All that eventually, if painfully, sorts itself out, even though you are greyer, more prone to drink, and beside yourself with anxiety at the very sight of a moving truck. However, it’s not until some other small things fall into place that you really begin to settle in: finding a hairdresser you don’t want to stab with the nearest shears handy after looking in the mirror, a yarn store that you actually want to browse in and isn’t a pain to get to, and a cafe in your neighbourhood that you can make your own familiar hangout.

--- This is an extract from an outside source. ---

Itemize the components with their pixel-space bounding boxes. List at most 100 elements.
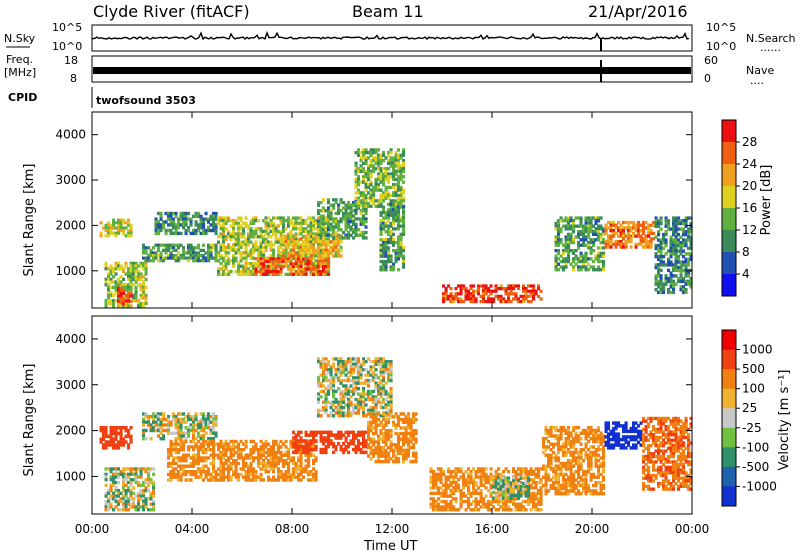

Can you imagine the smile on my face? The coffee isn’t great, but I’m not much of a coffee drinker. The salads are excellent, the sofas inviting and the music unobtrusive and the artwork unpretentious. One of the guys who works there (not the one you can see in the picture) is a bit dyspeptic, but I’ll take dyspeptic anyday over excessively chirpy.

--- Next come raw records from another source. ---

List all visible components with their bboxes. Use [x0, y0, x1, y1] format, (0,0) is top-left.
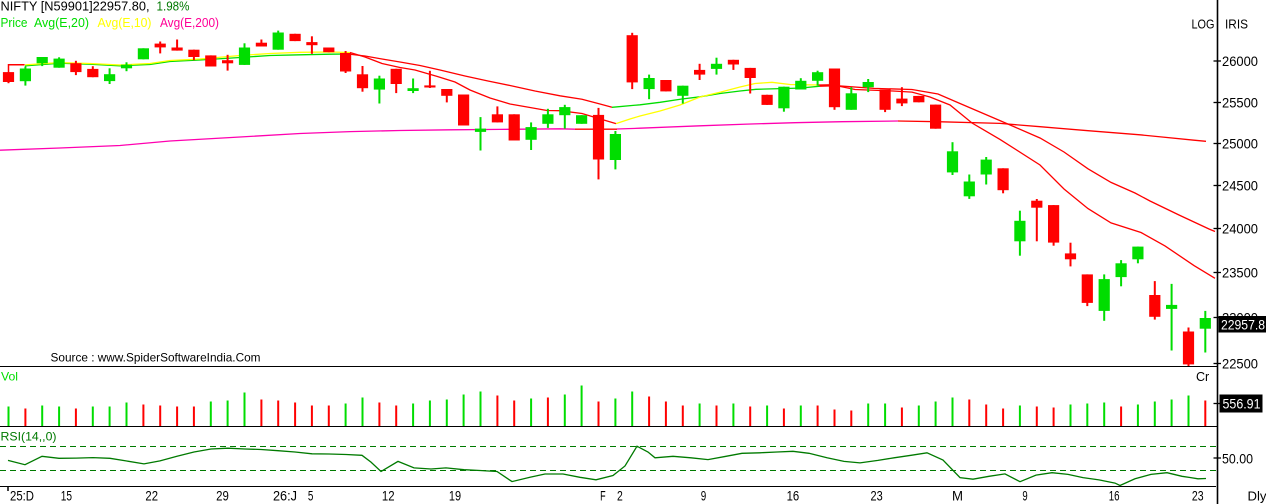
- svg-text:23500: 23500: [1222, 264, 1258, 280]
- svg-text:9: 9: [701, 488, 707, 504]
- svg-text:Avg(E,20): Avg(E,20): [34, 16, 89, 30]
- svg-text:Price: Price: [1, 16, 28, 30]
- svg-text:Avg(E,200): Avg(E,200): [160, 16, 219, 30]
- svg-text:50.00: 50.00: [1222, 450, 1253, 466]
- svg-text:Avg(E,10): Avg(E,10): [98, 16, 152, 30]
- svg-text:556.91: 556.91: [1223, 396, 1261, 412]
- svg-text:22: 22: [145, 488, 158, 504]
- svg-text:1.98%: 1.98%: [157, 0, 190, 14]
- svg-text:24500: 24500: [1222, 177, 1258, 193]
- svg-text:Dly: Dly: [1248, 490, 1266, 504]
- svg-text:16: 16: [1109, 488, 1120, 504]
- svg-text:19: 19: [449, 488, 461, 504]
- svg-text:9: 9: [1022, 488, 1027, 504]
- svg-text:29: 29: [216, 488, 229, 504]
- svg-text:LOG: LOG: [1192, 18, 1215, 32]
- svg-text:22957.8: 22957.8: [1221, 317, 1265, 333]
- svg-text:25000: 25000: [1222, 135, 1258, 151]
- svg-text:23: 23: [871, 488, 883, 504]
- svg-text:Cr: Cr: [1196, 370, 1209, 384]
- svg-text:15: 15: [61, 488, 72, 504]
- svg-text:RSI(14,,0): RSI(14,,0): [1, 430, 57, 444]
- svg-text:2: 2: [617, 488, 623, 504]
- svg-text:26000: 26000: [1222, 53, 1258, 69]
- svg-text:25500: 25500: [1222, 94, 1258, 110]
- svg-text:Source : www.SpiderSoftwareInd: Source : www.SpiderSoftwareIndia.Com: [51, 351, 261, 365]
- svg-text:M: M: [952, 488, 963, 504]
- svg-text:IRIS: IRIS: [1225, 18, 1248, 32]
- svg-text:25:D: 25:D: [10, 488, 34, 504]
- svg-text:NIFTY [N59901]22957.80,: NIFTY [N59901]22957.80,: [1, 0, 150, 14]
- svg-text:12: 12: [382, 488, 395, 504]
- svg-text:22500: 22500: [1222, 355, 1258, 371]
- svg-text:5: 5: [308, 488, 314, 504]
- svg-text:23: 23: [1192, 488, 1204, 504]
- svg-text:Vol: Vol: [1, 370, 18, 384]
- svg-text:F: F: [600, 488, 606, 504]
- svg-text:26:J: 26:J: [273, 488, 297, 504]
- svg-text:16: 16: [787, 488, 800, 504]
- svg-text:24000: 24000: [1222, 220, 1258, 236]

Then there’s the yarn store that is technically in another town, but a short bus ride or brisk walk away. So far at least, the folks there have not set my teeth on edge, and I’ve bought stuff from them several times. As you can see, even my socks like hanging out there!

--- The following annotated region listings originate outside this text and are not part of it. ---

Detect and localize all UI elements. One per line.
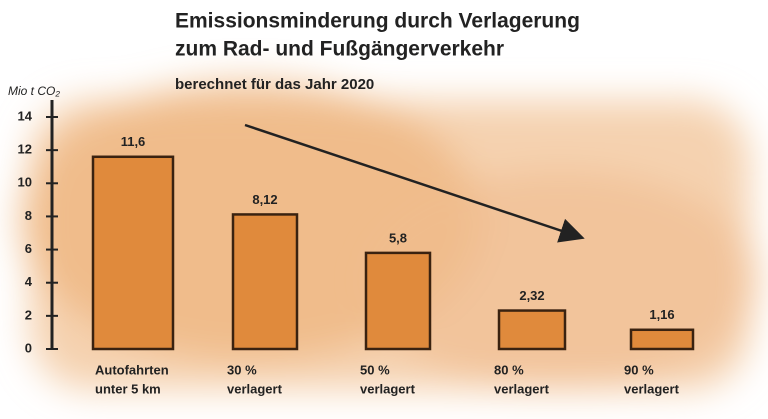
trend-arrow	[244, 123, 585, 243]
x-tick-label: Autofahrten	[95, 362, 169, 377]
value-label: 2,32	[519, 288, 544, 303]
y-axis-label: Mio t CO₂	[8, 84, 60, 98]
chart-title: Emissionsminderung durch Verlagerung	[175, 10, 580, 33]
x-tick-label: 90 %	[624, 362, 654, 377]
bar	[629, 328, 695, 351]
y-tick-label: 12	[18, 142, 32, 157]
x-tick-label: verlagert	[360, 381, 416, 396]
value-label: 5,8	[389, 230, 407, 245]
x-tick-label: verlagert	[494, 381, 550, 396]
y-tick-label: 10	[18, 175, 32, 190]
bar	[91, 155, 175, 351]
value-label: 11,6	[121, 134, 146, 149]
x-tick-label: verlagert	[227, 381, 283, 396]
y-tick-label: 6	[25, 241, 32, 256]
y-tick-label: 2	[25, 307, 32, 322]
chart-title: zum Rad- und Fußgängerverkehr	[175, 38, 504, 61]
y-tick-label: 0	[25, 340, 32, 355]
chart-subtitle: berechnet für das Jahr 2020	[175, 76, 374, 93]
value-label: 8,12	[252, 192, 277, 207]
bar	[497, 309, 567, 351]
x-tick-label: verlagert	[624, 381, 680, 396]
y-tick-label: 8	[25, 208, 32, 223]
bar	[364, 251, 432, 351]
x-tick-label: 30 %	[227, 362, 257, 377]
y-tick-label: 4	[25, 274, 33, 289]
x-tick-label: 50 %	[360, 362, 390, 377]
x-tick-label: 80 %	[494, 362, 524, 377]
value-label: 1,16	[649, 307, 674, 322]
x-tick-label: unter 5 km	[95, 381, 161, 396]
y-tick-label: 14	[18, 108, 33, 123]
bar	[231, 213, 299, 351]
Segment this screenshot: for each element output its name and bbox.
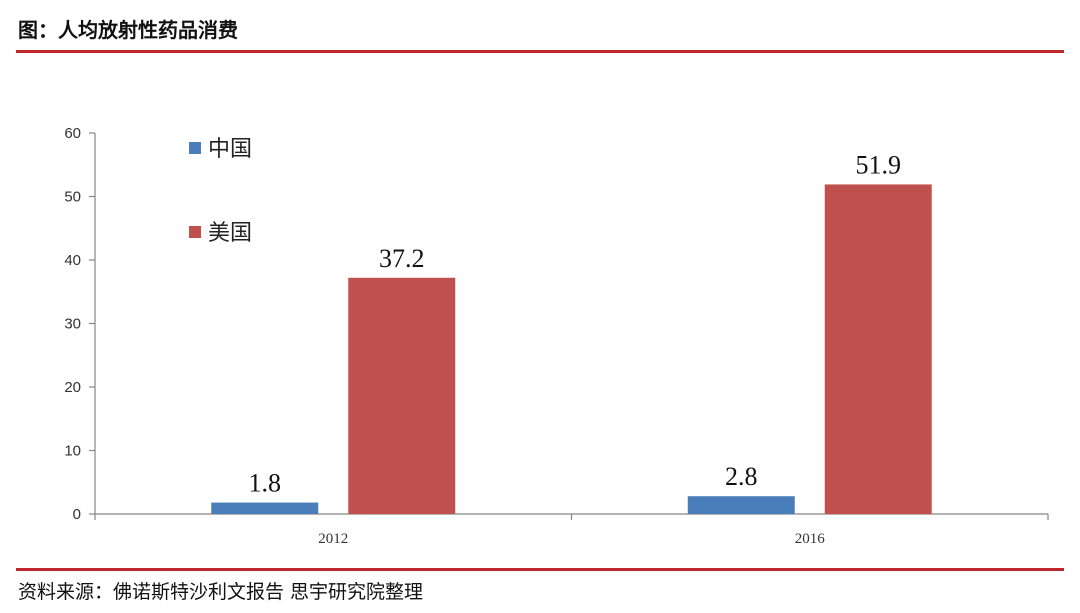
y-tick-label: 0: [73, 506, 81, 523]
y-tick-label: 60: [64, 125, 81, 142]
y-tick-label: 20: [64, 379, 81, 396]
footer-divider: [16, 568, 1064, 571]
page-title: 图：人均放射性药品消费: [18, 18, 238, 42]
source-note: 资料来源：佛诺斯特沙利文报告 思宇研究院整理: [18, 581, 424, 603]
legend-swatch: [189, 142, 201, 154]
data-label: 2.8: [725, 462, 758, 491]
data-label: 37.2: [379, 244, 425, 273]
legend-label: 中国: [208, 137, 252, 162]
x-tick-label: 2012: [318, 531, 348, 547]
legend-label: 美国: [208, 221, 252, 246]
bar: [211, 502, 319, 514]
x-tick-label: 2016: [795, 531, 826, 547]
y-tick-label: 50: [64, 189, 81, 206]
header-divider: [16, 50, 1064, 53]
legend-swatch: [189, 226, 201, 238]
y-tick-label: 40: [64, 252, 81, 269]
bar: [348, 277, 456, 514]
bar: [687, 496, 795, 514]
data-label: 1.8: [249, 469, 282, 498]
y-tick-label: 10: [64, 443, 81, 460]
bar: [824, 184, 932, 514]
data-label: 51.9: [856, 150, 902, 179]
y-tick-label: 30: [64, 316, 81, 333]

Miraculously, after two initial disasters, I also found someone who can cut my hair without my having to wear my cabled hat for the next few weeks while it grows back. Right around the block from where I live, too!
So I kicked back today, knit and read a bit in the cafe on a bright sunny day, wandered by the store in my flipflops and bought some needles, and came back and finished my Tiger socks (Lorna’s Laces Shepherd Sock toe up in stockinette on size 0s, shortrow heels and toes, 60 stitches). A sunday well spent.
Of course, there was that 4.4 point earthquake some days ago that reminded me, a little aggressively, that I’m in northern California, but I am ignoring it; apparently one soon becomes blase enough to call out the numbers on the Richter scale.
I don’t know if I’m going to get that settled in, but well, we shall see.